An inquest into her death, held in Northallerton last Wednesday, heard written evidence from Peta Ericsson, an Australian investigating officer.

She said that on the day in question, Katherine had been driving her vehicle in Talofa, New South Wales. Following a “sweeping left hand bend”, the car left the road and crashed into trees.

Ms Ericsson said: “There were no witnesses; however another motorist came across the accident in moments.”

The motorist smashed the car window and tried to give medical aid, but access was limited. Katherine was pronounced dead at the scene.

Ms Ericsson added that she had been wearing her seatbelt, and that there were no skidmarks on the road, which was wet, though it wasn’t raining at the time of the crash.

The inquest heard a statement from Katherine’s mother, Fiona.

She said: “She’d been driving about nine years and had never been involved in a collision.

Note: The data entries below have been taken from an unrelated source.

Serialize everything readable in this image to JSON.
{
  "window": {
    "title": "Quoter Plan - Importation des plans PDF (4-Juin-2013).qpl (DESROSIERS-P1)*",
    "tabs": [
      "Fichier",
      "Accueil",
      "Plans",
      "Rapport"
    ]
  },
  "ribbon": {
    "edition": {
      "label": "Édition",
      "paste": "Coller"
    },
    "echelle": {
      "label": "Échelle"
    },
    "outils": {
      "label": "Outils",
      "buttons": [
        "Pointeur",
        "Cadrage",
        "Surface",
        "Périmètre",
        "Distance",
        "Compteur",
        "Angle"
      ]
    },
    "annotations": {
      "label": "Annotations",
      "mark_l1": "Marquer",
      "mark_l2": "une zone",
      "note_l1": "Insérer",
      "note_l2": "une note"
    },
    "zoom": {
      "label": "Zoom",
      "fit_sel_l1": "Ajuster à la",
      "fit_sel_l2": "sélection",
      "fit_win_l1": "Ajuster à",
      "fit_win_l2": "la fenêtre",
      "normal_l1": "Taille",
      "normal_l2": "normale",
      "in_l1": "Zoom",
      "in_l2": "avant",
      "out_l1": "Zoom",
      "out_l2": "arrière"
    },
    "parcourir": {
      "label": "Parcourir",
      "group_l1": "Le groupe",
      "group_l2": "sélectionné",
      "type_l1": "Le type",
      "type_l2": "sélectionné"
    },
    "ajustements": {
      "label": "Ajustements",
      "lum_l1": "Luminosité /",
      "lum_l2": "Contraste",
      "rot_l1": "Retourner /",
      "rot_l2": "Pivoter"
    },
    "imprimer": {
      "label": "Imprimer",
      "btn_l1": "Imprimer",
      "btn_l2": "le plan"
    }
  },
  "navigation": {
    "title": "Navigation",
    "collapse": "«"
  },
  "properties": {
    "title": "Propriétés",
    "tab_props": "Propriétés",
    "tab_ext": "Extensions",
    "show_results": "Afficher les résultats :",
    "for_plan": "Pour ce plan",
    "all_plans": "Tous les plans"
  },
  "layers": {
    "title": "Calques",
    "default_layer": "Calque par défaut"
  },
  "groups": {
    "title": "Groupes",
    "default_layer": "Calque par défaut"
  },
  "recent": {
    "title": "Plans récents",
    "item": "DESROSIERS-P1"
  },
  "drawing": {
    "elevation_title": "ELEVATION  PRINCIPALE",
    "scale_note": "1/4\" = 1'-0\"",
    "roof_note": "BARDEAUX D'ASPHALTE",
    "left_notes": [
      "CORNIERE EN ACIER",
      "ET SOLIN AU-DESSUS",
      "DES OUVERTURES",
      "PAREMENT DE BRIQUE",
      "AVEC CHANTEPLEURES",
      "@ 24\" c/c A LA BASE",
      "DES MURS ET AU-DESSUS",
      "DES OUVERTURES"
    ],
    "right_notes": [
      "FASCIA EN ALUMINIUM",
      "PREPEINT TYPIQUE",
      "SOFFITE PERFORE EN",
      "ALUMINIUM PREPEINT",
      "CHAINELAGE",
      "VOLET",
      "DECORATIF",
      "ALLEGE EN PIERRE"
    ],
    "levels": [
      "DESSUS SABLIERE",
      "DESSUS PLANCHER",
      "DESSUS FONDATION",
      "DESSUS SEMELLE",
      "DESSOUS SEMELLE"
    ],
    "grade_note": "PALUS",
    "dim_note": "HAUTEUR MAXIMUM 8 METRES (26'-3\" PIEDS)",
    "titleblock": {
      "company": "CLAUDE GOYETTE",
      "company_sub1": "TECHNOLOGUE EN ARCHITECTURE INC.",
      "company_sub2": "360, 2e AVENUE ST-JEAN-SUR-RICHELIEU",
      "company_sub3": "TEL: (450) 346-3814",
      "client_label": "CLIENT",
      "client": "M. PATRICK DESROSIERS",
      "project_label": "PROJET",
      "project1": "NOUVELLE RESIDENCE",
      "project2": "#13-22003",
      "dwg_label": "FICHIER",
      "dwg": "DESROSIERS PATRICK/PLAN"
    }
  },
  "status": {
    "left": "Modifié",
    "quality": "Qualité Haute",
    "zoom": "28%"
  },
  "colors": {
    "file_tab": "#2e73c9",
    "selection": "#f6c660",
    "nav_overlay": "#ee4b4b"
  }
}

She did have a history of depression and had self-harmed in the past.”

But she added: “She was extremely excited about going to Australia, seeing friends and this new chapter in her life. We were completely shocked by what had been found in the toxicology.”

Coroner Michael Oakley said: “It’s clear Katherine was well over the limit and that has clearly led to impairment of her driving ability. There is no evidence that this was in any way a deliberate act.”

He recorded a conclusion of accidental death.